A receiver 12 is shown located at a desired depth in the borehole 14. For the location of the receiver 12, energy would be reflected from the subsurface strata 15 at point 16. The output produced from receiver 12 is recorded by the recording truck 17. In VSP, the receiver 12 would typically be moved to a new location for each shot with the distance between geophone locations being some constant distance such as 50 feet. More commonly, an array of receivers spaced apart by some desired distance could be utilized and/or a plurality of sources spaced apart could be used. Usually, there is an array of receivers: use of a single receiver is rare.
Data obtained by VSP has the appearance of that illustrated in FIG. 2. Wyatt discusses the use of a processing technique called the VSP-CDP method by which VSP data such as those shown in FIG. 2 may be stacked to produce an image of the subsurface of the earth away from the well.
One of the problems with VSP data is the strong downgoing signals that mask the reflection signals that are indicative of the structure of the earth below the receiver array. Accordingly, a method called VSP wavefield separation is used in the processing of 3-D VSP data. The result is the individual extraction of the different kinds of regular waves present in the data: upgoing and downgoing P and S waves and tube waves.

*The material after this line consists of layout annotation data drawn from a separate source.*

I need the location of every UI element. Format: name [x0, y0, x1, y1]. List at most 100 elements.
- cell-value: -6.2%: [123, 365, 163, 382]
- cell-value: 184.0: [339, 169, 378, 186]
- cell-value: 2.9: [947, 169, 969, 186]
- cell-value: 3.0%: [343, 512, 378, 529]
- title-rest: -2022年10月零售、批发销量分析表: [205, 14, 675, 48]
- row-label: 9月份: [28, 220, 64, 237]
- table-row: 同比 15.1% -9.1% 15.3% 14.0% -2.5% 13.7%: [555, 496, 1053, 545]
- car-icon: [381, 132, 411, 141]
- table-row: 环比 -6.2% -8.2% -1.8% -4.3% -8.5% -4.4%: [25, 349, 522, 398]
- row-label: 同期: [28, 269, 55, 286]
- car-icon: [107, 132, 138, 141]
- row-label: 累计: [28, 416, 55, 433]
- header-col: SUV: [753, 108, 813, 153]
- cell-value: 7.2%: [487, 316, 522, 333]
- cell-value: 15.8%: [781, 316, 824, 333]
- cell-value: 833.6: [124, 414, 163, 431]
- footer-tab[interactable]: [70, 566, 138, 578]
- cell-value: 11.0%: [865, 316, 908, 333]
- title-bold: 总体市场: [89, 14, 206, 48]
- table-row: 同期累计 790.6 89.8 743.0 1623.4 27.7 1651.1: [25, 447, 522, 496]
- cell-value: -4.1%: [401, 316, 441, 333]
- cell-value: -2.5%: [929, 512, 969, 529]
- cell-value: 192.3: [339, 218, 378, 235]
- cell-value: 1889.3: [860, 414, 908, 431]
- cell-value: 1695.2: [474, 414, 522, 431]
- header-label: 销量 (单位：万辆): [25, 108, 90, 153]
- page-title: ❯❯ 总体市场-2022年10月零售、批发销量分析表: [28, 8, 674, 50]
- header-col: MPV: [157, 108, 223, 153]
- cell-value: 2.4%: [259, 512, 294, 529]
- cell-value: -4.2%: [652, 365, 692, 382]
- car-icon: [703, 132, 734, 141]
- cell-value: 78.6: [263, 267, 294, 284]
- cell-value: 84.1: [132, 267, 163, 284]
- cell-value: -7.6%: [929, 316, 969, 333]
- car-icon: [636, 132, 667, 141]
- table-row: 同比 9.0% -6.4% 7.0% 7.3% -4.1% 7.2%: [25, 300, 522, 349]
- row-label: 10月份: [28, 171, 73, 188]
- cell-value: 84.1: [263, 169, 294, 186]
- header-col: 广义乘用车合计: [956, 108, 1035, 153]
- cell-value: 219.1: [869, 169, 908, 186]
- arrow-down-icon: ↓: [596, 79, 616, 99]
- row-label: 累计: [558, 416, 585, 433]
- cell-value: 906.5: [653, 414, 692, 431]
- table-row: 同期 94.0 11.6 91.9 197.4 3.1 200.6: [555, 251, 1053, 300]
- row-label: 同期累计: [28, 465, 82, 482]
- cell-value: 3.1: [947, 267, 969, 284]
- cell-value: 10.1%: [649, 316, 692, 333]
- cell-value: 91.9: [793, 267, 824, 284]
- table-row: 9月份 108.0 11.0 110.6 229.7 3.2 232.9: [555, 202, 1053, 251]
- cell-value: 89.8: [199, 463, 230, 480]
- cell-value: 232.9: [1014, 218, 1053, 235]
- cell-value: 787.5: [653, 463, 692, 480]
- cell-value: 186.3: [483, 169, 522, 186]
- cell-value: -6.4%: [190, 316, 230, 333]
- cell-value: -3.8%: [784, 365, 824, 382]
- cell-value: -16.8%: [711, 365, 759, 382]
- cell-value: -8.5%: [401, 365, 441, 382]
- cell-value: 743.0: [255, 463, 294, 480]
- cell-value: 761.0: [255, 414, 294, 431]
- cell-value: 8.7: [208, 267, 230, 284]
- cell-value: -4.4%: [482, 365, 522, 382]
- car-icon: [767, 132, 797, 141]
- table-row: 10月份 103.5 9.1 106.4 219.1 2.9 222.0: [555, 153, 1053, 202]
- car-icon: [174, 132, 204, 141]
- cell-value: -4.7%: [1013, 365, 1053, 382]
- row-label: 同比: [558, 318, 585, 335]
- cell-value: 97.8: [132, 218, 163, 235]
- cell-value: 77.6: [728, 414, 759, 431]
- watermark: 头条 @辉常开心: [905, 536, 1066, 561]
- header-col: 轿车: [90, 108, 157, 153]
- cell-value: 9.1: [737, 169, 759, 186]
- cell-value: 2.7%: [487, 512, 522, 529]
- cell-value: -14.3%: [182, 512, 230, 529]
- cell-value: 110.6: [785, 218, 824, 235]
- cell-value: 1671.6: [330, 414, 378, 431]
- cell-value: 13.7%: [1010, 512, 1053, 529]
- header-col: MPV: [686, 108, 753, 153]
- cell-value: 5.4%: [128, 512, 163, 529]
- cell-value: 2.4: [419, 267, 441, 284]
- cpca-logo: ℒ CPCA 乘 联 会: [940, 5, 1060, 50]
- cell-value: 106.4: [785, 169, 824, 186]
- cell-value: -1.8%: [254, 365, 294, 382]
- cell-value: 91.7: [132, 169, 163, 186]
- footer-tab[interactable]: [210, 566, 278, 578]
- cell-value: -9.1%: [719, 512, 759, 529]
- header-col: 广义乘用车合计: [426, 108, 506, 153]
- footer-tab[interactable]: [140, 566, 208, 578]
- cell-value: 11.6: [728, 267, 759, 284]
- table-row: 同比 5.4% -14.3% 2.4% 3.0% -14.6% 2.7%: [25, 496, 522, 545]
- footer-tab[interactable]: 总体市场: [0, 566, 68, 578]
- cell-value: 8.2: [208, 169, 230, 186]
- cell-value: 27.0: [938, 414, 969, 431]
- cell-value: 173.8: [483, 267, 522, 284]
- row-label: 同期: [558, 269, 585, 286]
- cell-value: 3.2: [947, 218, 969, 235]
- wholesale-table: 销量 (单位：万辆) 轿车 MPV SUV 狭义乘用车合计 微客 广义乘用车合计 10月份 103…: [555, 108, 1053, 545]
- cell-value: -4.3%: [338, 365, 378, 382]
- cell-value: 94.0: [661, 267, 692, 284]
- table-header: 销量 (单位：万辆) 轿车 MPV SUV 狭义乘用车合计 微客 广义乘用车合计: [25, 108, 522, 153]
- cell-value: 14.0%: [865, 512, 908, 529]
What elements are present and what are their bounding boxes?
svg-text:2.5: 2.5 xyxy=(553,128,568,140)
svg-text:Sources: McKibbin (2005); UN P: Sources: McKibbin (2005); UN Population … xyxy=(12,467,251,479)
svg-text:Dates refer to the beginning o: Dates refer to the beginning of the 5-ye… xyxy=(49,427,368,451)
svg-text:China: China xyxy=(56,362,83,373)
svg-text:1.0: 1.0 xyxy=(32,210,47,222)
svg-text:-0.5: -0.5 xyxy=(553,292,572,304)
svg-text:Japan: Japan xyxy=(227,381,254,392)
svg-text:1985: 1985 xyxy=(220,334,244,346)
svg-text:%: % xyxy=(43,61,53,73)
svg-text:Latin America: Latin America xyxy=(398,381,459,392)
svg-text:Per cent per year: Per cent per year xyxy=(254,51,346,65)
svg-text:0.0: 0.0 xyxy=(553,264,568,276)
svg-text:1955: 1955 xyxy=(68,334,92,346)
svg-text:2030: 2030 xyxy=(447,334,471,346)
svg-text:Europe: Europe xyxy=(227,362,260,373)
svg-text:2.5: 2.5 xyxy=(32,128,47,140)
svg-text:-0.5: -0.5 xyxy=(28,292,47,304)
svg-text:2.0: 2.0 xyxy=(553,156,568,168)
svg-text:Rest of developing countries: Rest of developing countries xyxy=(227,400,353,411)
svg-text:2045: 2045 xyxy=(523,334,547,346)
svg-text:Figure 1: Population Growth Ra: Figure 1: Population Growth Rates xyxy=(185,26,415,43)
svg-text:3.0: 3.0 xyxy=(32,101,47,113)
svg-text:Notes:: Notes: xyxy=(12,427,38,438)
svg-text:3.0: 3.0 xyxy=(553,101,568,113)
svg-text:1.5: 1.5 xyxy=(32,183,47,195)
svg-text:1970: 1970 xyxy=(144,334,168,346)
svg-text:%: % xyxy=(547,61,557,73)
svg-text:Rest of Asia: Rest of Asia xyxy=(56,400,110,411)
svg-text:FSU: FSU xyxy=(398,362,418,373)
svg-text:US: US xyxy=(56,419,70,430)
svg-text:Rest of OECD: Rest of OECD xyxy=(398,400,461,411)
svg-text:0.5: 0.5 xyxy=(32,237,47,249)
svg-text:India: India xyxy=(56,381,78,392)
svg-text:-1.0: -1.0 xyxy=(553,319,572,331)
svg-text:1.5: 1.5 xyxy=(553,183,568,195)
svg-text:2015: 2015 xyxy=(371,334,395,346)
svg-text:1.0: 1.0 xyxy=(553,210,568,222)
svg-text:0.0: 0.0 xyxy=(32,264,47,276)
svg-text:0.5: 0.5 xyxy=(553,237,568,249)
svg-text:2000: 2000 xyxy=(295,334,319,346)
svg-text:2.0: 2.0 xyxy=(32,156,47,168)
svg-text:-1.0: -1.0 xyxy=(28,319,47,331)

A 3-C VSP wave-by wave separation approach was proposed by Blias (2005, 2007). This method models and subtracts each regular wave. After some modification, it also can be used to separate different waves (primaries and multiples) from surface seismic data. To use this approach, one needs to manually pick time events for each regular wave. For 1D and 2D VSP data, the amount of manual picking is relatively small. For 3-D VSP, the large number of shots dictates that the apparent velocity of each regular wave is dependent upon the source to receiver direction and the offset distance. Picking each wave is therefore a major time-consuming task. The present disclosure addresses the problem of automatic picking of VSP data. Automatic picking also leads to the strongest wave, which may have different type from one gather to another. Sometime, we cannot see all waves on the input VSP gather. This makes manual picking impossible for all waves, and requires additional manual picking after extraction strong events. However, after subtraction strong events, weak events could be recognized by automatic picking (3-C velocity analysis). This provides essential decreasing of manual work in 3-D VSP wavefield separation.